The bolt blasted away pieces of the slate roof and appeared to destabilize the tower, causing it to tilt slightly. County officials immediately placed the courthouse repairs on the top of their to-do list.

County Deputy Administrator Weston Young, who worked as the county’s Public Works Director when the renovation plans were being drafted, said there are two phases to the project: roof repair and tower repair.

“The old slate roof has been leaking in parts,” Weston said. “We want to try to replace the roof and, of course, meet the historical requirements, and make sure it’s done well.”

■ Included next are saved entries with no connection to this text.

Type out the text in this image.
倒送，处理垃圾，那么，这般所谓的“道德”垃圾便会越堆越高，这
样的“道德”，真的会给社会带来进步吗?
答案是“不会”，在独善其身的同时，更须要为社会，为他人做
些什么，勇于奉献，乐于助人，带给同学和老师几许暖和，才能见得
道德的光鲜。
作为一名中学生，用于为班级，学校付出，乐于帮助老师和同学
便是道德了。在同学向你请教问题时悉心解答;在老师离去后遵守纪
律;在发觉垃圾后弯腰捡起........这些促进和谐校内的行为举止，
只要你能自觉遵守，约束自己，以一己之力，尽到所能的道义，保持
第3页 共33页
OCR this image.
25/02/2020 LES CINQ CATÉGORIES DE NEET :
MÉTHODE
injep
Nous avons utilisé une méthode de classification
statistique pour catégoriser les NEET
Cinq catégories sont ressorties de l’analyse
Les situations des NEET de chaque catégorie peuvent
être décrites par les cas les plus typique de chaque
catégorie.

CEEPCO Contracting from Silver Spring, Md., was the project’s low bidder and now has a crew on the scene. The county had originally planned to spend $750,000 over fiscal years 2016-18 for repairs that include replacing the roof and gutters, reinforcing the upper floor structure and bell tower, repairing masonry and painting.

“With the bell tower specifically, we did have structural engineers take a look at it. The plan was to repair it. It has some age. The paint is old,” Young said.

County officials have discussed the best method for working on the tower: either with it in place, or after removing it and putting it on the ground, for easier access.

“It has a slight lean,” Weston told the Salisbury Independent last summer after the lightning strike. “I was up there in the tower … and you can feel it swaying in the wind.”

Most of the courthouse grounds have been cordoned off to protect pedestrians from any falling objects or debris during the reconstruction. Crews will use a crane periodically at the site, depending on that day’s task.

Built in 1878, the Courthouse is recognized as one of the region’s most important historical structures. Wicomico County was founded just 11 years before the building’s construction. In 1886, it somehow survived a devastating fire that burned down nearly all of the building around it.

County Executive Bob Culver, who admits a deep fascination and respect for the building, said he wants the project completed in time for the county’s 150th birthday this fall.

“There are few buildings Downtown that represent Salisbury and Wicomico County more than the historic Wicomico County Courthouse,” Culver said. “It stands as a symbol of our past, and a beacon for the future.”

Young said the contractor has 120 days to complete the work, which would add up to late July. Plans are also under way, thanks to private entities, to have the building and tower uplighted after the work is complete.